A poem by John Clare

Among the green bushes the songs of the thrushes
Are answering each other in music and glee,
While the magpies and rooks, in woods, hedges, near brooks,
Mount their Spring dwellings on every high tree.
There meet me at eve, love, we'll on grassy banks lean love,
And crop a white branch from the scented may tree,
Where the silver brook wimples and the rosy cheek dimples,
Sweet will the time of that courting hour be.

We'll notice wild flowers, love, that grow by thorn bowers, love,
Though sinful to crop them now beaded with dew;
The violet is thine, love, the primrose is mine, love,
To Spring and each other so blooming and true.
With dewdrops all beaded, the feather grass seeded,
The cloud mountains turn to dark woods in the sky;
The daisy bud closes, while sleep the hedge roses;
There's nothing seems wakeful but you love and I.

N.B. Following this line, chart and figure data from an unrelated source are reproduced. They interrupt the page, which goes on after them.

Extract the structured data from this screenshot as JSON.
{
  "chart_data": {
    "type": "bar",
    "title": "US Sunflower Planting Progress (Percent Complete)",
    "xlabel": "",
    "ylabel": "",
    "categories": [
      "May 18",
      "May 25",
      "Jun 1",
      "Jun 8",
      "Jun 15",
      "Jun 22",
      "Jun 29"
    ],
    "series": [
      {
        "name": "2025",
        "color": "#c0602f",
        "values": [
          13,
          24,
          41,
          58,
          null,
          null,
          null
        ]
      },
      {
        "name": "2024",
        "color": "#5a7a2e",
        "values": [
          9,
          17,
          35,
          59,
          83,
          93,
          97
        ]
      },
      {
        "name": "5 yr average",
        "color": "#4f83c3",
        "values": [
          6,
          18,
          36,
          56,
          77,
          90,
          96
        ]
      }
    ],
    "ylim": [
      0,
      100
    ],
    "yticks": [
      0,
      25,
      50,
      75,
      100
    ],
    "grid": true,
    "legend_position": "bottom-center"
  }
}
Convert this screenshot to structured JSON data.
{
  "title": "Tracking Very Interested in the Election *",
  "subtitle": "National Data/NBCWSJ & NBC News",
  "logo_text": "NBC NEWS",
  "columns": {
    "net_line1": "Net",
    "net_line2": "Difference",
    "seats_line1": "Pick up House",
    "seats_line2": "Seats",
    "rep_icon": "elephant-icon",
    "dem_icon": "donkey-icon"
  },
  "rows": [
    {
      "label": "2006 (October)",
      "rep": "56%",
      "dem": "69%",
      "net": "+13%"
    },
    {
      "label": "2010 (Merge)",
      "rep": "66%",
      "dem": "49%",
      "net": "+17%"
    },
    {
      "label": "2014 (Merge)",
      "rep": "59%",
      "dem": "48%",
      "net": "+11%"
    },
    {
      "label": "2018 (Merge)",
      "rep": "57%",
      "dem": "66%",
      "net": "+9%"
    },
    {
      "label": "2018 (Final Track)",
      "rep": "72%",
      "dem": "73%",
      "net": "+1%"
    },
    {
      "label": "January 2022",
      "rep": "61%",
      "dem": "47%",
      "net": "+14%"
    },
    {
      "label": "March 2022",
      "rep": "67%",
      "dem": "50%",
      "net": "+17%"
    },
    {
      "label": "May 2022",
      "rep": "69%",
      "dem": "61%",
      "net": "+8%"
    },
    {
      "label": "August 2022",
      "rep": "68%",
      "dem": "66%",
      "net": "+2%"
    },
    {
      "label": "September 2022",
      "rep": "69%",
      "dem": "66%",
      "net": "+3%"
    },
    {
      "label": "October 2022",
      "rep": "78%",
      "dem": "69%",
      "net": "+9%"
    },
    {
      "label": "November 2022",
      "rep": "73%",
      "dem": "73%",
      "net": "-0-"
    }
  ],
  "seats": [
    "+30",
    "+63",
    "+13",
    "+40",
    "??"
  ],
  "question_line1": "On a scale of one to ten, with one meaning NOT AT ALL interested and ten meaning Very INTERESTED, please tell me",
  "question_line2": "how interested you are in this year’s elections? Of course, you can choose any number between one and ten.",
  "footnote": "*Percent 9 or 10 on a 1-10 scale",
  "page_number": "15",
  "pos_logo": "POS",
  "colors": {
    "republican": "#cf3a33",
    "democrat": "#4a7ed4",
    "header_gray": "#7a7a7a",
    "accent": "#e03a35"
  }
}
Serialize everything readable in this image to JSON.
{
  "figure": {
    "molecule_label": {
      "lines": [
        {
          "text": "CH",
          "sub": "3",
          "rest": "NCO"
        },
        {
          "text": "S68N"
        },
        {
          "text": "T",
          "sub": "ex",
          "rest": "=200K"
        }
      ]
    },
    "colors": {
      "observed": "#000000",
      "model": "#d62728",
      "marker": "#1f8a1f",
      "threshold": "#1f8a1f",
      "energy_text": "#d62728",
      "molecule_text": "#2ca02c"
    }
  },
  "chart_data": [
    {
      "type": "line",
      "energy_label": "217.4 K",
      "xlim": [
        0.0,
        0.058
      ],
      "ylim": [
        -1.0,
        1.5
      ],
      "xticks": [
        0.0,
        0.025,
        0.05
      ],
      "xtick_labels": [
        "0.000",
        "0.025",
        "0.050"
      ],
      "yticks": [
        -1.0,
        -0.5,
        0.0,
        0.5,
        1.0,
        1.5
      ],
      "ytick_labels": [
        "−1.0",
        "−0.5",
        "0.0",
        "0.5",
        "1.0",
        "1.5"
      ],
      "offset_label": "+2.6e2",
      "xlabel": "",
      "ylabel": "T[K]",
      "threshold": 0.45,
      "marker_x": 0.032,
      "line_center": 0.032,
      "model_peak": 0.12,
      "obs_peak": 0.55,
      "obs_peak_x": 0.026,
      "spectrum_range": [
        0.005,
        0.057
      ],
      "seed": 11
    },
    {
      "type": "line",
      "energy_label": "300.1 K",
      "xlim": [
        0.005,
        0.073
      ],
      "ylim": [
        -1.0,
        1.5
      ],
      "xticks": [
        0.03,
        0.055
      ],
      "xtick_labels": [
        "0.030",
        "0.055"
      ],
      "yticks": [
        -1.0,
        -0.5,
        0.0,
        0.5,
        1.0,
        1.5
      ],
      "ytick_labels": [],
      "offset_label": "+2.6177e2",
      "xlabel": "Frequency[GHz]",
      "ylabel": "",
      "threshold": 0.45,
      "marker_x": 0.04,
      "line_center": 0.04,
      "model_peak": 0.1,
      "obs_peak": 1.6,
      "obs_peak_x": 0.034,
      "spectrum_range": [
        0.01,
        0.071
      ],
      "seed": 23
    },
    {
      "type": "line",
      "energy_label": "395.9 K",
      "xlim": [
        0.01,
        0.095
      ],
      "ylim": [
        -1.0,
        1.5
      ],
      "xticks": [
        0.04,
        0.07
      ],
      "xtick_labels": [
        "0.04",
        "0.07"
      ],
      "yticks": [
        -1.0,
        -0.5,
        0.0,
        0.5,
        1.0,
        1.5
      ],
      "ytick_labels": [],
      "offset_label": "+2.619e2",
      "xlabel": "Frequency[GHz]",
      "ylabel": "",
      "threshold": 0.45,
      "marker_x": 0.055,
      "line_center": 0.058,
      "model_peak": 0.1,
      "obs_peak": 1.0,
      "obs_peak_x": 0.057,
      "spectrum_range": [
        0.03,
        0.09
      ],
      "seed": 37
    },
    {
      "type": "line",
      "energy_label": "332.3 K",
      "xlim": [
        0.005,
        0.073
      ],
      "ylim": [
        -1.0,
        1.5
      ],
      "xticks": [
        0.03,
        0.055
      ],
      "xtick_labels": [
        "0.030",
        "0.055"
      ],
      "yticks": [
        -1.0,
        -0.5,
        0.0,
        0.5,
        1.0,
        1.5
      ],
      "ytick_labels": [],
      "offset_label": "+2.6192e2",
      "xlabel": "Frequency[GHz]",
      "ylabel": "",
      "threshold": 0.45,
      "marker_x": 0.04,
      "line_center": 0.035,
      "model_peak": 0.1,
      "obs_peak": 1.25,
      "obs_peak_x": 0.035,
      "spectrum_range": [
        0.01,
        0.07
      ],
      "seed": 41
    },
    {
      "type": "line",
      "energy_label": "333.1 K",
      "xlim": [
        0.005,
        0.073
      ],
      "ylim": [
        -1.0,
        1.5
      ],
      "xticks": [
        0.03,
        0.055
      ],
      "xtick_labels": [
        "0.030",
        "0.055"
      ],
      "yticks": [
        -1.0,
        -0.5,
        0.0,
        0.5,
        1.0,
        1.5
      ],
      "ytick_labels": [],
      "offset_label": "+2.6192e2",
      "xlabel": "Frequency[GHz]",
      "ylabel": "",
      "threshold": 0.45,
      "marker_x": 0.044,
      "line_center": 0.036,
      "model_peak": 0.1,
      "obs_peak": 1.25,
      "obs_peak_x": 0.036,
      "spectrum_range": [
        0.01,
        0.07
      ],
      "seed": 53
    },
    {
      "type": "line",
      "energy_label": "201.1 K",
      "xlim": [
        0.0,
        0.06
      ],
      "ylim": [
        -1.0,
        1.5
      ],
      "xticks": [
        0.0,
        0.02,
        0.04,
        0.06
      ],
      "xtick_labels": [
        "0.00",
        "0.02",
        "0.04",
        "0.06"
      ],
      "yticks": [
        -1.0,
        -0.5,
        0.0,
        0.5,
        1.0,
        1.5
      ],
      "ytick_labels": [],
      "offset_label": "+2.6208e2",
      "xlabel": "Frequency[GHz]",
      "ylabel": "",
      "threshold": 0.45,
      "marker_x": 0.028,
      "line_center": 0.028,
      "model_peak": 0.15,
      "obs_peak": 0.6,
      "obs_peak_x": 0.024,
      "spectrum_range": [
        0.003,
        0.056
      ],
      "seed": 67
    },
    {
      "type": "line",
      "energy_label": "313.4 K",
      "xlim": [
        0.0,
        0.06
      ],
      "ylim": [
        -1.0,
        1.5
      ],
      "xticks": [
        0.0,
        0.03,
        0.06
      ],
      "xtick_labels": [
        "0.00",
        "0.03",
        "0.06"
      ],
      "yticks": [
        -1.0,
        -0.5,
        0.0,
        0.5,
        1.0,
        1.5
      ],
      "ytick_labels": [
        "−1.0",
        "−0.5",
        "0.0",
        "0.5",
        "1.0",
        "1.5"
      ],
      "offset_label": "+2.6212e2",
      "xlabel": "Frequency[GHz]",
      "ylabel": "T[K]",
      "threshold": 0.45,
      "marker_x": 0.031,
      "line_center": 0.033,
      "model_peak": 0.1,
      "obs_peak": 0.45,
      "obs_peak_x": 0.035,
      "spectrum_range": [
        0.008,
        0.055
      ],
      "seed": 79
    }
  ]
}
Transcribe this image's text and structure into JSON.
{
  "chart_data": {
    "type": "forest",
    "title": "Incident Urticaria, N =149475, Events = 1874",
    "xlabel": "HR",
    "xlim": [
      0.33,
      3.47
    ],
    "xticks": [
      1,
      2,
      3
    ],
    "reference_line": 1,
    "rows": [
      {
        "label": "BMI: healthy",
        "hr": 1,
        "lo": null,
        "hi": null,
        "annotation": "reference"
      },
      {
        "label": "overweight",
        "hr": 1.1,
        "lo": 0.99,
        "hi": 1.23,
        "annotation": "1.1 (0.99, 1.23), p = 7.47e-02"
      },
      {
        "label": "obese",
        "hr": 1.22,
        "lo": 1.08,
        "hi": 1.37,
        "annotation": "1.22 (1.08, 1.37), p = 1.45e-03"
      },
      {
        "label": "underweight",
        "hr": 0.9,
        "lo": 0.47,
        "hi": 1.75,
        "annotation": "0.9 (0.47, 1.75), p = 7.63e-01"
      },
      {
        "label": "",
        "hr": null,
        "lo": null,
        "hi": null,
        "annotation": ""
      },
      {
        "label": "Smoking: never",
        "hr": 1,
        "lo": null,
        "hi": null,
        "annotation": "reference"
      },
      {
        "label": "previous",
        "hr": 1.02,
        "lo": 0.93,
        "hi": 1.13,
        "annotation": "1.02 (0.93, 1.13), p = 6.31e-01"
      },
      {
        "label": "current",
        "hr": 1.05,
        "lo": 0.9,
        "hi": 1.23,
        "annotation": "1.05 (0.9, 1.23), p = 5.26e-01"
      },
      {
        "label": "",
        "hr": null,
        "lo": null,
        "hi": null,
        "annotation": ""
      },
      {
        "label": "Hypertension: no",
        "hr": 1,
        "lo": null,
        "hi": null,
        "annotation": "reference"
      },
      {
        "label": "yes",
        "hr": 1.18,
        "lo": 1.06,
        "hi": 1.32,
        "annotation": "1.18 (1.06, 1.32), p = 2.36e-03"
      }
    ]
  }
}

Larks sleep in the rushes, linnets perch on the bushes,
While mag's on her nest with her tail peeping out;
The moon it reveals her, yet she thinks night conceals her,
Though birdnesting boys are not roving about.
The night winds won't wrong her, nor aught that belong her,
For night is the nurse of all Nature in sleep;
The moon, love, is keeping a watch o'er the sleeping,
And dews for real pleasure do nothing but weep.

Among the green bushes we'll sit with the thrushes,
And blackbirds and linnets, an hour or two long,
That are up at the dawning, by times in the morning,
To cheer thee when milking with music and song.
Then come at the eve, love, and where the banks lean, love,
By the brook that flows on in its dribbles of song;
While the moon looks so pale, love, and the trees look so hale, love,
I will tell thee a tale, love, an hour or two long.